Student Accessibility Services: A helping hand on campus

SAS seeks to make navigating campus less difficult for students with physical disabilities


Samuel Damon

Tiger Learning Commons in the library is home to the Student Accessibility Services department.

The transition to college is difficult for any student; the heavy workload, social responsibilities and newfound independence all force students to acclimate quickly. With the addition of a disability, this acclimation is even more strenuous.

These students must excel in an environment catered to able-bodied and neurotypical people. The structure of Trinity is covered by stairs and has few elevators, so getting around as a disabled student can be grueling. Navigating campus and getting to class is a daily challenge, according to first-year Will Sharpe, communications and philosophy double major.

“Dorms are placed in an area where you can’t get to class in a timely manner,” Will Sharpe said. “You can avoid the stairs if you spend enough time looking for [another way], but it’s not feasible for someone to do every day.”

To attempt to help students like Starpre succeed at Trinity, Student Accessibility Services (SAS) is there to “provide or arrange reasonable accommodations for students in collaboration with the faculty and the student,” according to the SAS Rights and Responsibilities policy.

All students in need of accommodations have the right to “expect nondiscrimination and equal access to courses, programs, services, activities and facilities offered through Trinity,” and to “receive reasonable and appropriate accommodations in a timely manner from SAS and faculty.”

However, students may not know what services SAS provides to commit to these rights and responsibilities. Laura Ramsey, the newly-appointed director of SAS, shed light on their services.

“We provide a number of resources dependent upon students’ needs,” Ramsey said. “Overall, we offer accommodations, technology and support programs.”
To initiate the process of receiving these accommodations, students must reach out to SAS.

“We meet one-on-one with the students to talk about how their symptoms are impacting them academically in and out of the classroom and try to tailor the best approach to meet their needs,” Ramsey said.

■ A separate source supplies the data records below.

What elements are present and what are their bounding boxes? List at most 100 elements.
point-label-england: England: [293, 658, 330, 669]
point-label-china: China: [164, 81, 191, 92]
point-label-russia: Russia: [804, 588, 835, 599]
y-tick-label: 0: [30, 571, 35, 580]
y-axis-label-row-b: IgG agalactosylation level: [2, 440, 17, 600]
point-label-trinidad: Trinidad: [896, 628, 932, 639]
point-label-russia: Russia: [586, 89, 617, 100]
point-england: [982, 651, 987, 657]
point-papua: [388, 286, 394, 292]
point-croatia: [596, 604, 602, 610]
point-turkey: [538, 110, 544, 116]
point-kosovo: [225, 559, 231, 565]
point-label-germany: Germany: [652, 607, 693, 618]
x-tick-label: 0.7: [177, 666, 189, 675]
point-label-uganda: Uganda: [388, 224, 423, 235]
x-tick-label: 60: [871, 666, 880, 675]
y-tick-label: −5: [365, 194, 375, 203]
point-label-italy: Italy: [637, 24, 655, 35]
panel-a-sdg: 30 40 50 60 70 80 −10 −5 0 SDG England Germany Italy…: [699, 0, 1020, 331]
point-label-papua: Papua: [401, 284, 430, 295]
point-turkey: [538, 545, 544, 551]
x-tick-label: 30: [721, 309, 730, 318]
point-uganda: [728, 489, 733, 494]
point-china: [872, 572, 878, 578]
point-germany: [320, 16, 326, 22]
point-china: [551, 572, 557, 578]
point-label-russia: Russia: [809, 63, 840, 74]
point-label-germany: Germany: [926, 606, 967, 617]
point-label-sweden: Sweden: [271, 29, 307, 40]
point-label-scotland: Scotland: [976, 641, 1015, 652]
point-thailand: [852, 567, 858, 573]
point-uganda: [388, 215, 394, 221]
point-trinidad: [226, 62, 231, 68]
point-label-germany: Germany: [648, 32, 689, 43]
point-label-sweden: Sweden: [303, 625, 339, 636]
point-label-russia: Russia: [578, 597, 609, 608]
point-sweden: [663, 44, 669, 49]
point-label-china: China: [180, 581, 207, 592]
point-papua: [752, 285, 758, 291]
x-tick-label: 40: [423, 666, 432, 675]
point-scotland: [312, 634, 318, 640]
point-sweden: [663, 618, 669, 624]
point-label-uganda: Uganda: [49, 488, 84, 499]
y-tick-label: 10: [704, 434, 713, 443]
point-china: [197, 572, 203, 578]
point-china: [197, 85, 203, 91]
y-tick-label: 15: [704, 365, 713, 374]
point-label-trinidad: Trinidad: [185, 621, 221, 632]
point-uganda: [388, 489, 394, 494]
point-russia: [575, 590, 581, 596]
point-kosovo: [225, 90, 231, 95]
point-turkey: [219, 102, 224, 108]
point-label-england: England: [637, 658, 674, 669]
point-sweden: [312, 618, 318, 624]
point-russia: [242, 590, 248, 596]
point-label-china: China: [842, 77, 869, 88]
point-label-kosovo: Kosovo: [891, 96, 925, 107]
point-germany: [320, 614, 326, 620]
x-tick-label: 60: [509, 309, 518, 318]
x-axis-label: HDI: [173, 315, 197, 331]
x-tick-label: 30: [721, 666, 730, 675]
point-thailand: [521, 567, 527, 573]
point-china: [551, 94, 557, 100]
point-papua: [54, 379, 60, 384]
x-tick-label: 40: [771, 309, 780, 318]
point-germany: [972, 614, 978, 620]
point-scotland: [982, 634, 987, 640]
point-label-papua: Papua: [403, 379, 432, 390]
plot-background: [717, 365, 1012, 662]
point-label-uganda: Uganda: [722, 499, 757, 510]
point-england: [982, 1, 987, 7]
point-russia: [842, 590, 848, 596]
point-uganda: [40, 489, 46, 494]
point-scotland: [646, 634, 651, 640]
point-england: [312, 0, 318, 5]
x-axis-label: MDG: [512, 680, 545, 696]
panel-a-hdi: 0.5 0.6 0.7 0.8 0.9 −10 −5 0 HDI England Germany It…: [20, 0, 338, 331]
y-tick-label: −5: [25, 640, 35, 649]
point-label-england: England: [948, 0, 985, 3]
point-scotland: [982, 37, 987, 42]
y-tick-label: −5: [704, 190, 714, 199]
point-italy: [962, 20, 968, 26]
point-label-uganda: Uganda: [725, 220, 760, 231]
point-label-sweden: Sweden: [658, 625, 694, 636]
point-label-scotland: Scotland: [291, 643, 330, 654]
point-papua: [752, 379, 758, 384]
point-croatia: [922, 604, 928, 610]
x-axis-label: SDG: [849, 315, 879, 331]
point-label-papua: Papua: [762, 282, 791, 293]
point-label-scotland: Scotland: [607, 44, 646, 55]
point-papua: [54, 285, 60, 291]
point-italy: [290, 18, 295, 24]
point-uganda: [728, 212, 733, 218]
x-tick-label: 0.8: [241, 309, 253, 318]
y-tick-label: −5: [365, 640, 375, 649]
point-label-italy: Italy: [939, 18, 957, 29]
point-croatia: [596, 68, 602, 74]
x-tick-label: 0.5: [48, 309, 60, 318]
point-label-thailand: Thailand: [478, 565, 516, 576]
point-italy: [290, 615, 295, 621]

“For example, if a student is expressing that they’re spending a lot of time reading their assignments and having difficulty comprehending what they read, then we’ll look at something that would help them be productive with what they’re reading: a reader, a text-to-speech pen or extra time on exams,” Ramsey said.

In Sharpe’s case, they “requested housing closer to the upper campus,” and these accommodations were given. However, with the physical inaccessibility of campus, Sharpe mentioned that SAS “can’t do anything to actually make it more accessible.”

Ramsey said that they “offer a couple of things, like scooters,” but that they’re “open to additional accommodations moving forward.”

The students that request such accommodations also must provide documentation of their disability, but there is leeway when this is not possible.

“We know there are students who have difficulty getting documentation for financial reasons. Right now it’s difficult to get to a therapist in a timely manner, so we will work with students in the interim until they get that verification,” Ramsey said.

Students should not be afraid to reach out in want of any of these accommodations, and they can do so through [email protected] or by going to the Tiger Learning Commons.

Regardless of a student’s involvement in SAS, we can expect more from them in the coming months. SAS is rolling out a new program with first-year students.

“We have hired student ambassadors,” Ramsey said. “They are upper-class students that use SAS. They went through training and are peer-certified to work one-on-one with new students who are SAS-registered to help with the transition process of coming to college.

“We’re also in the process of creating programs,” Ramsey said, “one or two programs a semester to create awareness on campus regarding accessibility services on campus. We hope to grow that.”

Overall, Trinity’s Student Accessibility Services are meant to ease this transition for disabled and neurodivergent students.
“I love working with our students at Trinity,” Ramsey said. “Don’t be afraid to come in and ask for what you need.”